Millions of people across the globe are affected by the Alzheimer’s disease but the main cause of the dementia is still unknown. However, one controversial theory asserts that Alzheimer’s may be caused by numerous viruses that affect the brain. A recent study provides evidence that supports this theory.
The study was published today and indicates that researchers discovered that the brains of deceased people who had Alzheimer’s disease had more viruses than brains of people without the disease. In particular, the Alzheimer’s brains had about twice as much of two common herpes virus strains when compared to the non-Alzheimer’s brains.
Dr. Benjamin Readhead, the lead study author says that the theory that viruses play a vital role in the development of Alzheimer’s is an old idea. From as early as the 1950s, people have been making assumptions that pathogens could be the main contributors of the disease.
Readhead and his team of researchers were not looking for the possible viruses but were only seeking to find networks of the brain upon which the current drugs could be repurposed to focus on potential treatments for the disease. The research team assessed up to 1000 postmortem brains of people who had Alzheimer’s disease and those who did not.
The new study indicates that two strains of the herpes virus stood out during the research. The two strains were herpes 6A and herpes 7. It is quite startling to discover that the two strains of herpes were found in the brain. Readhead asserts that almost all people carry the strains because they are infected with them during childhood. However, the only problem that the strains cause is rashes in young kids.
However, since the strains were discovered in both Alzheimer’s brain tissue and non-Alzheimer’s brain tissue, it is quite difficult for the researchers to ascertain that Alzheimer’s disease is primarily caused by the viruses.
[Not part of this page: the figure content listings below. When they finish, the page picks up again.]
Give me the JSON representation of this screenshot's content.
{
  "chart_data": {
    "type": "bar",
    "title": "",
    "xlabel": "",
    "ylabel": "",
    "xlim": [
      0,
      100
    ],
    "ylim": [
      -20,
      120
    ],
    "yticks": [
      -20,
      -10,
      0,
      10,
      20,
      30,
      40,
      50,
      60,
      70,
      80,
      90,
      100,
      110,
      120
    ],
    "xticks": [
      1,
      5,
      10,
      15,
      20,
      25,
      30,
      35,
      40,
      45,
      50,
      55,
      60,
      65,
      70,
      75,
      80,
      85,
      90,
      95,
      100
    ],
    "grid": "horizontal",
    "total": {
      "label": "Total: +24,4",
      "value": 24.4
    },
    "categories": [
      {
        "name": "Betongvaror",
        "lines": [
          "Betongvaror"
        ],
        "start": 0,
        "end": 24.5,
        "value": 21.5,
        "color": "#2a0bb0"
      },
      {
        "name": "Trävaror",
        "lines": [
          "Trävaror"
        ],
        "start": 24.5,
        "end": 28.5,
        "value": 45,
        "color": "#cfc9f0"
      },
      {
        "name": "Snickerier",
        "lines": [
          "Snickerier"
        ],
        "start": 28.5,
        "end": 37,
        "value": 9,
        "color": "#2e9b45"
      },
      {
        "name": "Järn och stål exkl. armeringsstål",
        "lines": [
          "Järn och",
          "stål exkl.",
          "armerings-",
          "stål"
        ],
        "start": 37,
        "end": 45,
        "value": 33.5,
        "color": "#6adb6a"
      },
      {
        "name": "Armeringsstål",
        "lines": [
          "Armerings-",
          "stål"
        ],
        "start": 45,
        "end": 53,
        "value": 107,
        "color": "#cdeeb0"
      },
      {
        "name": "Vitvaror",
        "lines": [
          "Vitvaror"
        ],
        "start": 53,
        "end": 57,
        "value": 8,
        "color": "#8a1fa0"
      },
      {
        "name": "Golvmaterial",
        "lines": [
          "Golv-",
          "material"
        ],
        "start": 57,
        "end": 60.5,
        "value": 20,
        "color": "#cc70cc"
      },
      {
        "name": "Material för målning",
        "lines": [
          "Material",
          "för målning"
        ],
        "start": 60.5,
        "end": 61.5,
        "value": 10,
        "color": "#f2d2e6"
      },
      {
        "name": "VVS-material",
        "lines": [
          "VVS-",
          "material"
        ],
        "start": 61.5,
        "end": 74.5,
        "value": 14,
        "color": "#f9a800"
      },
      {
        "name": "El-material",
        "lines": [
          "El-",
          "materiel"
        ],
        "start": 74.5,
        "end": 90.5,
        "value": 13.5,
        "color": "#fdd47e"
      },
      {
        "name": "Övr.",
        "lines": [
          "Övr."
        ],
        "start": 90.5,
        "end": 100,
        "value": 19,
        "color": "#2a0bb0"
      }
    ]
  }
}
Thus, Readhead admits that there must be other mechanisms that determine why some people respond differently to the virus.
Still, the viruses play a significant role either as part of the cause or as accelerators to the disease, says Readhead. He also added that the viruses could also not be playing any role at all and are present only for the ride. While determining the role of the viruses, the researches checked to see if either of the virus was affecting the proteins and genes commonly implicated in Alzheimer’s disease.
Readhead said that there is a need for more research to determine the extent to which the viruses are involved in causing the disease.